Macallan 60-year-old Michael Dillon
Millionaire Macallan: This bottle was sold by Christie’s for £1.2m in November

The volume of whiskies auctioned in the UK was up 29% to 107,890 bottles in 2018 versus the figures for 2017, with value soaring by 63% to £40.7m, according to a report from whisky analyst and broker Rare Whisky 101 (RW101).

It means that the UK auction market for rare whisky has more than quadrupled since 2015, when it was worth less than £10m.

The average per-bottle price was up 26% to £377.91 in 2018, another record, while the number of bottles attracting a hammer price of £10,000-plus reached 265 – compared to only 91 in 2017.

Meanwhile, the Apex 1000 Index, described by RW101 as its leading index for rare whisky, and which tracks the best-performing 1,000 bottles, increased by just over 30% during 2018.

The year was marked by the sale of two record-breaking bottles of 1926 Macallan – one at Bonhams in October, fetching £848,750, and another at Christie’s in November, which became the world’s first million-pound whisky, selling for a total (including premiums) of £1.2m.

‘While these two bottles were among the stand-out items for sale, they were by no means the exception,’ said RW101 director and co-founder Andy Simpson.

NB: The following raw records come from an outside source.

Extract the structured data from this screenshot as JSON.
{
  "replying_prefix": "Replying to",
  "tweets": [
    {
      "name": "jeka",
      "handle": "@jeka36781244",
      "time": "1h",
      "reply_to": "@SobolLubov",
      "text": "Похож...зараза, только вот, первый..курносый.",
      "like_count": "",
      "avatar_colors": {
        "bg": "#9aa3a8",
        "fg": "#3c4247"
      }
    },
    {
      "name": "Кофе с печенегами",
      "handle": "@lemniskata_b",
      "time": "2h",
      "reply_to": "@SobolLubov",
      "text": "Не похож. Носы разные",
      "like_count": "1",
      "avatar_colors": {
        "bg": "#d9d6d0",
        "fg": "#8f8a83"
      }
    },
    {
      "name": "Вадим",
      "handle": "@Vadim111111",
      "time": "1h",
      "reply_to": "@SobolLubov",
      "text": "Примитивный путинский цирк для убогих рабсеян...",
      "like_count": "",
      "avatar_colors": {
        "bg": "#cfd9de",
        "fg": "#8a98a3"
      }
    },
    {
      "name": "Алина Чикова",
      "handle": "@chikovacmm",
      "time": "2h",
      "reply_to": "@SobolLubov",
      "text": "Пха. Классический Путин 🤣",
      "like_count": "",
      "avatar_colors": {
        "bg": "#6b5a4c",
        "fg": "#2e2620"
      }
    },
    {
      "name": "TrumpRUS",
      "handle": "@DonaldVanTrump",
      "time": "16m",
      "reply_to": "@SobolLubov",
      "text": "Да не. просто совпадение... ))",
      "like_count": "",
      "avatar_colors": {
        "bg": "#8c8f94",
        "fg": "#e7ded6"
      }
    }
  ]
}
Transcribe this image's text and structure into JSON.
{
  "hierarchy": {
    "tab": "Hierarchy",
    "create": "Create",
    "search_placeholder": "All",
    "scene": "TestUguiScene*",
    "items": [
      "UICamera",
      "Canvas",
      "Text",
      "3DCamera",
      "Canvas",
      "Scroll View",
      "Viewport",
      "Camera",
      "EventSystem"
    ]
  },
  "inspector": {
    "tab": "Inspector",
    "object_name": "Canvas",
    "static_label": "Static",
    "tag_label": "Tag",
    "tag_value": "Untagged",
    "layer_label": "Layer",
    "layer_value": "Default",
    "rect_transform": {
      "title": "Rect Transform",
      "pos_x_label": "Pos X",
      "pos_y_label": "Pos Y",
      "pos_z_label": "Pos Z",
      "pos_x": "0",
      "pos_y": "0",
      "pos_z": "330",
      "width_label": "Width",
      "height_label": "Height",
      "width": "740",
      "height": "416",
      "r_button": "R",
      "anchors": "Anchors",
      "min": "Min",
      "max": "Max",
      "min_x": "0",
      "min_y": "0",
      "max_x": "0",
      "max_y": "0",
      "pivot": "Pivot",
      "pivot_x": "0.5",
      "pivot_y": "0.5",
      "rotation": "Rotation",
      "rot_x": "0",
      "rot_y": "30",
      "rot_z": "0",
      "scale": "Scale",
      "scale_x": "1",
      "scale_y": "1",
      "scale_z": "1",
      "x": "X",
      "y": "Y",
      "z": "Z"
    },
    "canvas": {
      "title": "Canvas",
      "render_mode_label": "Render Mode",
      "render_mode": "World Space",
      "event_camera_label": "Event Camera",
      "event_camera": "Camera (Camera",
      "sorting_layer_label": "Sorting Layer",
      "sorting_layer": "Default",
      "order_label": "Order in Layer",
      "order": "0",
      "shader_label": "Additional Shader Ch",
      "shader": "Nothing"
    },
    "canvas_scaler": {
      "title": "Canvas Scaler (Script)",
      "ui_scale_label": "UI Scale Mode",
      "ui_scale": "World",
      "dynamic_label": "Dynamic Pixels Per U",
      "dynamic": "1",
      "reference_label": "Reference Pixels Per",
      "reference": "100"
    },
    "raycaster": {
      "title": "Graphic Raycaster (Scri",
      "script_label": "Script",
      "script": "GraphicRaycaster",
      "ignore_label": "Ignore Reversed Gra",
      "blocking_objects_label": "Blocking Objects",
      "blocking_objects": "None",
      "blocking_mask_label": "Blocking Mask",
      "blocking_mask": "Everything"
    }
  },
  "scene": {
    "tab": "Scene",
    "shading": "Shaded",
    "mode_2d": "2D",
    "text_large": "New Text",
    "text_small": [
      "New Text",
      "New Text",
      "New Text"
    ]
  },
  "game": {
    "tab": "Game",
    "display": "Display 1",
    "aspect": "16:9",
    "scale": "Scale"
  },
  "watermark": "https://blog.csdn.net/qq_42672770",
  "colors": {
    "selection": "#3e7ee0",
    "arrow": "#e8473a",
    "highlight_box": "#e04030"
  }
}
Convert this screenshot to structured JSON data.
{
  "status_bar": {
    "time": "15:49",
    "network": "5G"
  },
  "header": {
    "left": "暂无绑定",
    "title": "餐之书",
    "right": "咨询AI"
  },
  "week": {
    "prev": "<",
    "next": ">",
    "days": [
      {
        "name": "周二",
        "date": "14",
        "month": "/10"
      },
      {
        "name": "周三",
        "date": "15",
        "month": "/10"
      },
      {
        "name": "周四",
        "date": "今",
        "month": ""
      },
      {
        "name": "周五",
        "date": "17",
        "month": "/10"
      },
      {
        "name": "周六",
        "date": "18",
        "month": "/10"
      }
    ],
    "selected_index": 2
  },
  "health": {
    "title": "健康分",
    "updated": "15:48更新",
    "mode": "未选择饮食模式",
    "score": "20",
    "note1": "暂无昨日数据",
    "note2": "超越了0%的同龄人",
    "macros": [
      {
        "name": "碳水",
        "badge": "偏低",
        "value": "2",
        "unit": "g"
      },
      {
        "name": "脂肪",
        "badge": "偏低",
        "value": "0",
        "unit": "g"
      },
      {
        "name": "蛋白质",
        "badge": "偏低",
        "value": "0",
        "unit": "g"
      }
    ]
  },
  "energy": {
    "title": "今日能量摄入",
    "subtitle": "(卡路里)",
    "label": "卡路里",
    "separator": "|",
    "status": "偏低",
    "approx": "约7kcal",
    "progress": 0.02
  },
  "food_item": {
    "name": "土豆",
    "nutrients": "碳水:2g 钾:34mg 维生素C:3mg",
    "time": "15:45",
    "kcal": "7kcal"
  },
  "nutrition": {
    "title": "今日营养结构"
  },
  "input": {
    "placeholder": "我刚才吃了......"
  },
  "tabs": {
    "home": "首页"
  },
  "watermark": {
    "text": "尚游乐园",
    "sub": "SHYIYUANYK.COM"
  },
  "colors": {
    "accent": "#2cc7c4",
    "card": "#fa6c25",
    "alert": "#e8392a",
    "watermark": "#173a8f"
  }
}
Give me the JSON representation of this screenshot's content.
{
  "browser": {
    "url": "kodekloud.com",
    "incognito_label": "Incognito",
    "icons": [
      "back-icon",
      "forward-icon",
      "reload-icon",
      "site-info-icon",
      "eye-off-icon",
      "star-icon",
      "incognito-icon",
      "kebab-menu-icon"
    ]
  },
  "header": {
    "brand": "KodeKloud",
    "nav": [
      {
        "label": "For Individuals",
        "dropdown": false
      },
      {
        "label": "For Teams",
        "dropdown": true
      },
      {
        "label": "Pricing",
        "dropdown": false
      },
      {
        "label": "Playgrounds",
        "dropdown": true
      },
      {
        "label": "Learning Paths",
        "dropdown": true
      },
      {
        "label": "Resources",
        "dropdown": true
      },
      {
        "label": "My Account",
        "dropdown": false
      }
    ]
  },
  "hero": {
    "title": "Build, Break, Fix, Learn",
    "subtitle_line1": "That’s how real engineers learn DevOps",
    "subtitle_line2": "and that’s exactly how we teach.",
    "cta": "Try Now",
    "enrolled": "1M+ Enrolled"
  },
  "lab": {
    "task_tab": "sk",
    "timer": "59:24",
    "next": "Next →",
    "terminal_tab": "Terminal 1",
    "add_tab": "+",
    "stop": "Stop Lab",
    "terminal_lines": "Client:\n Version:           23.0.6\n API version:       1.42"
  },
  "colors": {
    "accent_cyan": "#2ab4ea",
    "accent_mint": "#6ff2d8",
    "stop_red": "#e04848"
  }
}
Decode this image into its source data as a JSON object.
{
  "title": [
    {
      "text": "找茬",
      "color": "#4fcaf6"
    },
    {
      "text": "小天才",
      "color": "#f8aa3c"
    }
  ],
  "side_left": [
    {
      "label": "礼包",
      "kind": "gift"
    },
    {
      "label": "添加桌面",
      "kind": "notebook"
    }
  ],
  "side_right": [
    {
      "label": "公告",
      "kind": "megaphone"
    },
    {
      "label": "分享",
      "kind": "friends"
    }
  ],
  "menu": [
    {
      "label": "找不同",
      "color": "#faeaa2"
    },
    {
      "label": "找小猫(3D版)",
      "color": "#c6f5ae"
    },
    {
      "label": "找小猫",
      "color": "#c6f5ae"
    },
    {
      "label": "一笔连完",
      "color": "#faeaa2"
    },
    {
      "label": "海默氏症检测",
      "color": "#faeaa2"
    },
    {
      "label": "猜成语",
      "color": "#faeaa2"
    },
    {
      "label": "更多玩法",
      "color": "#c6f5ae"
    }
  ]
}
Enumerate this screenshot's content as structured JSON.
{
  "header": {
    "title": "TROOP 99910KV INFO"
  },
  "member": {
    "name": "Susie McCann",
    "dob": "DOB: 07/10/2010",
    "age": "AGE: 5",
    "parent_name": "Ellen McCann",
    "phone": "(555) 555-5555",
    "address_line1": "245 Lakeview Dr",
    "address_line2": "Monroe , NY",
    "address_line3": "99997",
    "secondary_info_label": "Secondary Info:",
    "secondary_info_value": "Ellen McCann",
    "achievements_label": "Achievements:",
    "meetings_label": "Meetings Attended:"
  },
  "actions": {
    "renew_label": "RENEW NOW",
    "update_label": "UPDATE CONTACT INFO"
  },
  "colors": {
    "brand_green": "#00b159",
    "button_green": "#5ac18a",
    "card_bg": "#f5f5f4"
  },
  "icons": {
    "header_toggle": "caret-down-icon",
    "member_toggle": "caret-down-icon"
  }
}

‘Across the board, we’re seeing an increased number of valuable bottles selling for greater value than ever before, resulting in phenomenal growth within the market for over-£1,000 bottles.’

Partly thanks to the sale of the two 60-year-old Macallans, rare whisky worth more than £15.5m was auctioned in the final quarter of 2018, more than double the figure for the entire year in 2014.